Arnaud Lagardère, héritier d’un empire aéronautique et médiatique français dont il a progressivement perdu le contrôle, a été inculpé lundi, soupçonné d’avoir puisé dans les comptes de ses sociétés pour financer son train de vie et ses dépenses personnelles pendant plusieurs années.
Au terme d’une journée d’interrogatoire par des juges d’instruction financiers, Arnaud Lagardère, 63 ans, « a été placé sous contrôle judiciaire avec interdiction de gérer et l’obligation de fournir un cautionnement de 200.000 euros », a indiqué à l’AFP une source judiciaire.
Il a été inculpé pour « diffusion d’informations fausses ou trompeuses, achat de vote, abus de biens sociaux et abus de pouvoir et non-dépôt de comptes », selon cette source.

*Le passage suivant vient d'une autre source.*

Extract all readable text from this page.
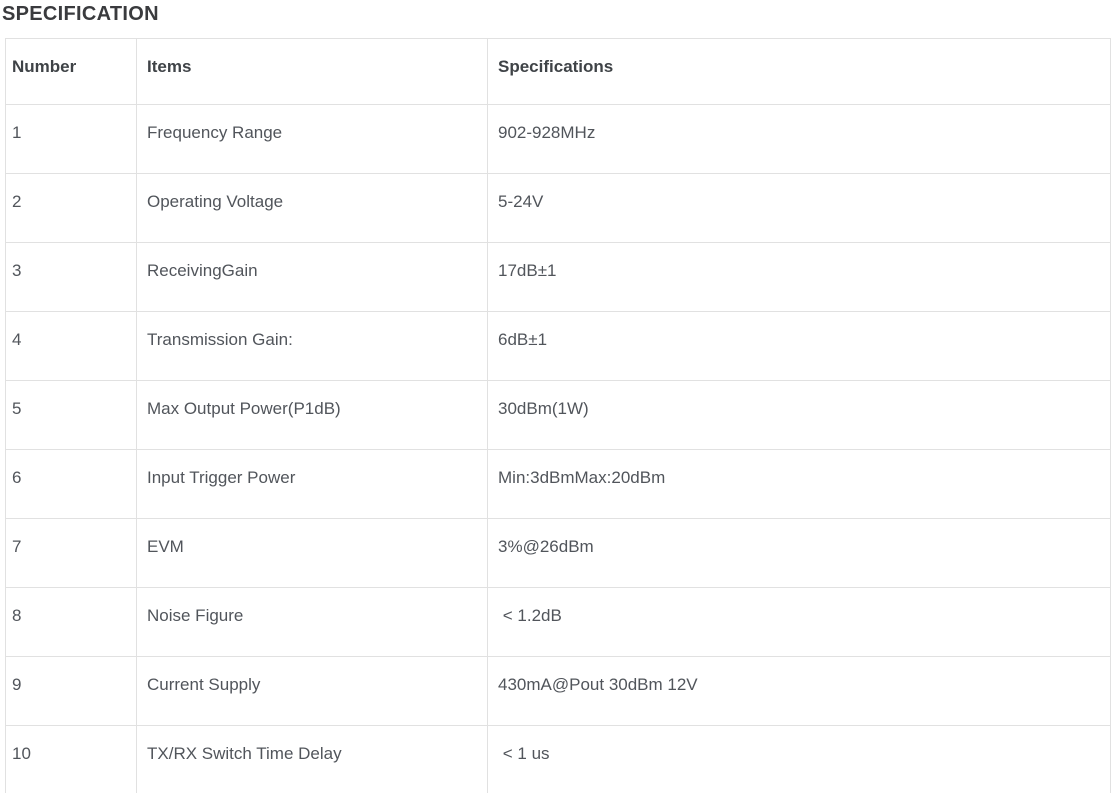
SPECIFICATION
Number	Items	Specifications
1	Frequency Range	902-928MHz
2	Operating Voltage	5-24V
3	ReceivingGain	17dB±1
4	Transmission Gain:	6dB±1
5	Max Output Power(P1dB)	30dBm(1W)
6	Input Trigger Power	Min:3dBmMax:20dBm
7	EVM	3%@26dBm
8	Noise Figure	< 1.2dB
9	Current Supply	430mA@Pout 30dBm 12V
10	TX/RX Switch Time Delay	< 1 us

Il s’agit du dernier épisode du long feuilleton qui a vu Arnaud Lagardère perdre son aura et solder au fil des années le groupe fondé en 1992 par son père Jean-Luc, artisan de la fusion entre l’avionneur Matra et l’éditeur Hachette.
Les faits qui lui sont reprochés ont été commis entre avril 2009 et décembre 2022.
Arnaud Lagardère, qui a hérité de l’empire bâti par son père à son décès en 2003, est soupçonné d’avoir « fait financer son train de vie et ses dépenses personnelles en puisant dans les fonds des sociétés Lagardère SAS et Lagardère » (LCM), a détaillé la source judiciaire.
Pendant plusieurs années, ces sociétés « auraient notamment pris en charge des dépenses liées aux immeubles qu’il occupe ainsi qu’une créance successorale et de nombreuses avances en compte courant », a-t-elle ajouté.
En novembre 2019, le quotidien d’enquête la Lettre avait révélé que M. Lagardère refusait de publier les comptes de sa holding personnelle Lagardère Capital & Management (LCM), pour ne pas « rendre publique sa situation financière personnelle, en particulier son niveau d’endettement ».
Selon une source proche du dossier, l’affaire repose sur des irrégularités comptables qui sont restées dans le périmètre des sociétés personnelles d’Arnaud Lagardère et qui n’ont pas entraîné de préjudice financier pour le groupe Lagardère (médias, édition, distribution dans les gares et aéroports).
L’ancien directeur général délégué Pierre Leroy, pilier du groupe, a été inculpé le 10 avril pour « achat de vote, complicité d’abus de biens sociaux et présentation de comptes annuels inexacts » notamment, a indiqué la source judiciaire.
Dilettante
Arnaud Lagardère a fait toute sa carrière au sein du groupe familial dans lequel il est entré dès 1986, après l’obtention de son diplôme d’économie.
Trois ans plus tard, il est propulsé directeur général, puis part aux États-Unis, à la tête de l’éditeur Grolier récemment acquis, pour chercher des relais de croissance dans les médias numériques.
Il gagne outre-Atlantique ses galons de dirigeant, adoptant « la culture managériale américaine aux rapports très directs, parfois brutaux », analyse le journaliste Thierry Gadault, auteur de l’ouvrage « Arnaud Lagardère, l’insolent » (Maren Sell).
Lorsque Jean-Luc Lagardère décède brutalement des suites d’une intervention chirurgicale le 14 mars 2003, son fils unique lui succède.
Souvent ramené à sa condition d’enfant bien né, le nouveau dirigeant rompt avec l’aventure paternelle dans l’aéronautique et la défense, en vendant pour plus de deux milliards d’euros les parts du groupe dans EADS, la maison mère d’Airbus.
Certains voient dans cet éloignement des affaires quotidiennes le signe d’un patron dilettante et désinvolte, une réputation qui lui colle encore à la peau.
Arnaud Lagardère adopte aussi le style de l’entrepreneur moderne en s’affichant décontracté avec son épouse, la top-modèle Jade Foret de trente ans sa cadette, sur les réseaux sociaux et dans un film en 2011 pour un magazine belge, où le couple se mettait en scène dans un registre intime, s’attirant au passage des critiques.
« On ne m’y reprendra plus », avait dit par la suite au quotidien Les Échos le dirigeant au sourire enjôleur, assurant « vivre avec et pour (son) groupe depuis (sa) plus tendre enfance ».
En novembre 2023, la famille Bolloré et son géant des médias et de l’édition, Vivendi, ont pris le contrôle du groupe Lagardère, propriétaire notamment d’un réseau profitable de boutiques dans les gares et aéroports et de salles de spectacle célèbres (Casino de Paris, Folies Bergère…), mais aussi de médias comme Europe 1 et le Journal du dimanche.